Reposer sur ces techniques dans l’optique d’atteindre la neutralité carbone en 2050 serait donc un pari risqué qui nous éloignerait en outre de la priorité numéro 1 : celle de réduire drastiquement nos émissions de gaz à effet de serre. Contacté par Libération, le cabinet du ministre de la Transition énergétique fait savoir que le texte du projet de loi énergie est susceptible d’évoluer.

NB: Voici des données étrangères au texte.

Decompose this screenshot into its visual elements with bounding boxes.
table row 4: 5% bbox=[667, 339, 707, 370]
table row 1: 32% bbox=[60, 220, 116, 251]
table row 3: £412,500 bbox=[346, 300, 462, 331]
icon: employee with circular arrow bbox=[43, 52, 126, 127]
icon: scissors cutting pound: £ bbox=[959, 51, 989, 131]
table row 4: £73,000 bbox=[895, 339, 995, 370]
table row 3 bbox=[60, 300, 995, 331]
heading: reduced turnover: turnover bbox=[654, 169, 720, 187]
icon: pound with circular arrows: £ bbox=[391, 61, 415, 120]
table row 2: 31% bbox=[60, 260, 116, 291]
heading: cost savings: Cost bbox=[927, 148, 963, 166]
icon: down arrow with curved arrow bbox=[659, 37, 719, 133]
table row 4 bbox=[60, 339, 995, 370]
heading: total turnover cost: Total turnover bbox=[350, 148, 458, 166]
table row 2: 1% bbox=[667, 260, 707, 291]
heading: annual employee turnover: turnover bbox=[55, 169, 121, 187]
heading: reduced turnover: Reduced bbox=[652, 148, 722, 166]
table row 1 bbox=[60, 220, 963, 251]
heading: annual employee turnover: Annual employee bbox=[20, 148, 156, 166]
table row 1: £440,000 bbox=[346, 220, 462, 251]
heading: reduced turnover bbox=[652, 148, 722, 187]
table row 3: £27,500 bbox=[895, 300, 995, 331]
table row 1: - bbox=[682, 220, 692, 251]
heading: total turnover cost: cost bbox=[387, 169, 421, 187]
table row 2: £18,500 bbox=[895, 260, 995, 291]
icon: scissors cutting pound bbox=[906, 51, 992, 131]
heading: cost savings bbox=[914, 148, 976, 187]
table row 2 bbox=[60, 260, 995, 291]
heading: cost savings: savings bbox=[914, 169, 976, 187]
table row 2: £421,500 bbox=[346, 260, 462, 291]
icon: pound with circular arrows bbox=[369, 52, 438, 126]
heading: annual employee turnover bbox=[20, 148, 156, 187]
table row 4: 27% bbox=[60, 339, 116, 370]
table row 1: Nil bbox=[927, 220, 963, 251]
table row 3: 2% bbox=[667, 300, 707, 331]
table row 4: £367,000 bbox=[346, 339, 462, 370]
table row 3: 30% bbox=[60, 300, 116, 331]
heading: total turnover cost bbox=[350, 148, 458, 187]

Sur Twitter, François de Rugy s’est aussi voulu rassurant en justifiant le retrait du facteur 4 de loi pour laisser place à un objectif plus ambitieux : celui de diviser par huit les émissions françaises de gaz à effet de serre. « D’accord, mais ce n’est qu’un tweet qui n’a aucune valeur juridique, fustige Jean-Baptiste Lebrun. Si le facteur 8 est le nouvel objectif visé, tant mieux, mais il faut qu’il soit écrit dans la loi. Sans cela, le gouvernement pourra toujours revenir sur sa parole sans passer par un débat parlementaire. » Le parallèle est alors tentant avec la promesse d’Emmanuelle Macron – non écrite dans la loi également – de sortir du glyphosate d’ici trois ans. Un objectif sur lequel il est finalement revenu fin janvier.
L’avis du Cese sur ce projet de loi est attendu pour le 27 février, annonce Libération. Le projet de loi devra ensuite être soumis au Conseil d’État pour avis, avant un passage en conseil des ministres envisagé mi-mars.